The 36-year-old bears the wrinkles and the emotional scars acquired since he first landed on these shores over a decade ago as a fresh-faced rookie swapping Texas for an overseas adventure. Yet if his side can lift the BBL Trophy tomorrow and give their player-coach the first piece of silverware of his tenure, there will be instant rejuvenation.

Although they are the underdogs in their bout with Worcester Wolves, the Rocks' hopes have been boosted by the choice of final venue. The Emirates Arena will be decidedly less than neutral, enhancing the hosts' chances of matching the heights of their impressive semi-final defeat of Cheshire and ending an 11-year wait for a domestic prize.

It would do more than ease Davis' insomnia. The Dallas native concedes he has been fortunate that Ian Reid, the club's chairman, has patience, valuing the labours undertaken by his playcaller within an expansive community programme as much as for his work on the sideline.
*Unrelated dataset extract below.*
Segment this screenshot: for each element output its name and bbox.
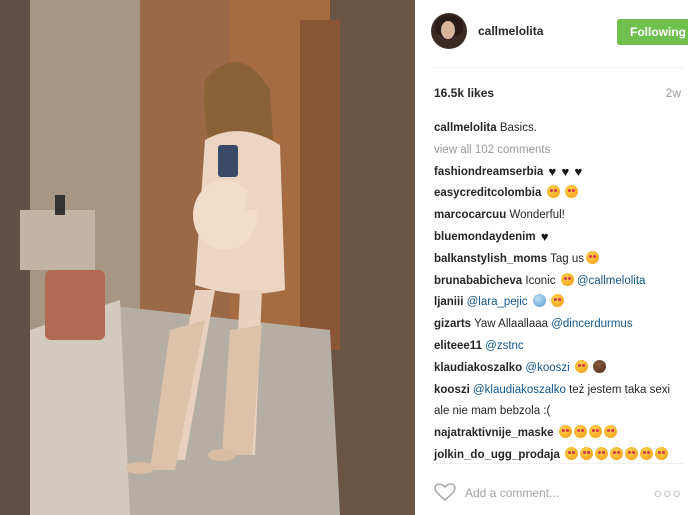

However, with sufficient budget to challenge, and a fan base which has grown since their move to the East End venue, there is an inescapable feeling that trophies are no longer an optional extra. "I haven't done that yet. I am aware of it," he notes. "I can never relax. I did exhale after the semi-final because it was something to be proud of and which was encouraging. But there's never a time to just enjoy basketball with so much going on. But that's what you have to stand up to and accept those challenges."

It is an inevitable hindrance that both Davis and his players devote many afternoons to schools visits and healthy-living clinics when their contemporaries can devote extra time to practice or recuperation. There is, the veteran forward asserts, a strategy at play. Despite the furore when UK Sport stripped basketball of its elite funding, participation numbers continue to grow with sheer volume likely to push through future talents. "There's something spreading," Davis claims. "The awareness is getting better. I've seen a growth in Glasgow, without a doubt. Once the structure is in place, it will be more of an asset. But the knocks are so frustrating. You just hope the government will see the game progressing the way we do. It's discouraging."

A full house at the Emirates Arena would provide a telling counter-point. It might also fuel a surprise. "We've shown two different sides of this Rocks team but if we can duplicate what we did last time, we'll give ourselves a shot. We have to focus on staying in it, rather than letting them fire on all cylinders."